Il tour di Conte toccherà anche Milano e Torino, poi scenderà al sud, prima di finire a Roma, quando la Manovra entrerà nel vivo. Tuttavia il debutto non poteva che cominciare qui a Napoli: 41 per cento alle ultime politiche, con punte bulgare nei lembi di città più slabbrati. “No a Gomorra”, si legge all’ingresso di Scampia Secondigliano. Dati Inps: a Napoli una persona su sei beneficia della misura, c’è l’importo medio più alto d’Italia (665 euro), i contratti di lavoro attivati sono stati in tre anni pari a zero. “La responsabilità è delle regioni, il Reddito è un’esigenza”, dice Federico Cafiero de Raho, già procuratore antimafia, ora onorevole grillino. In piazza Pratt intanto si è messo a piovere. Ma il comitato dei disoccupati agita un lungo striscione contro il caro vita e contro Meloni. Cento persone più il circo stampa, in un parchetto cinto da un serpentone di palazzi alti undici piani. Onorevoli M5s campani in attesa del capo, l’ex presidente della Camera Roberto Fico è appena arrivato con il solito jeeppone blu metallizzato (da neo presidente della Camera si presentò a Montecitorio in autobus).
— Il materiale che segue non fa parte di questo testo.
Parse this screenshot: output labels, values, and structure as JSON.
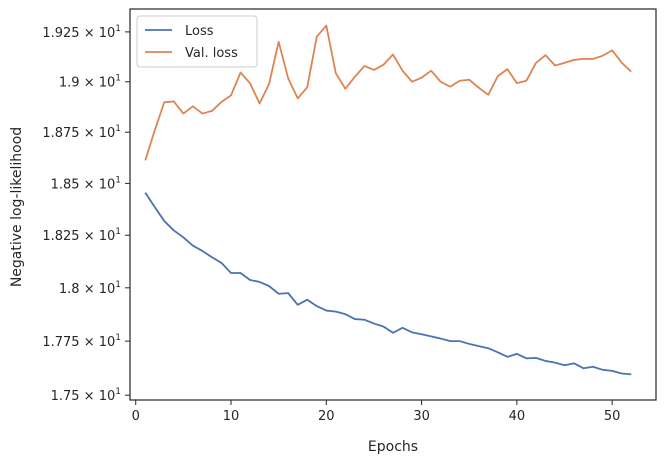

Sguardi arrabbiati, sorrisi affatto smaglianti, qui a Scampia. “La zona è stata recuperata rispetto a prima”. E’ anche merito del Reddito, dirà Conte, appena fa capolino con una posa da Cristo pantocratore. Breve discorso e si inizia con il format. Parlano quattro percettori: Salvatore, Giuseppina, Maria e un ragazzo che non si presenta. L’ex premier tiene loro il microfono. Inizia il racconto. Miseria, mancanza di lavoro, disagio sociale. Urla a favore di telecamere. “Avevo perso il lavoro, grazie al Reddito potrò fare un regalo a Natale ai miei sei figli”. “Ho dormito anche per strada”. “Prendevo 300 euro al mese, come faccio a vivere?”.
“Voglio lavorare, ho studiato, ma non posso essere deportata al nord”. “Grazie, presidente”. L’ex premier intervista, interrompe, abbraccia questi testimonial, richiama la piazza a non insultare Meloni. “Le diciamo che il Reddito non si tocca fino a quando tutti avranno un lavoro”. Applausi. Il tour continuerà mentre il Pd è alle prese con le primarie. “Almeno a noi qui ci fanno entrare, ma a uno del Pd?”, si chiede Michele Gubitosa, vicepresidente del M5s. “Non ha ragione il nord ad attaccarci, sbaglia di sicuro anche il sud, i cui problemi provengono da lontano: guarderei piuttosto ai governi che continuano a susseguirsi al contrario della Germania”, dice al Foglio Aurelio De Laurentis, presidente del Napoli che sogna lo scudetto. Quasi più del Reddito.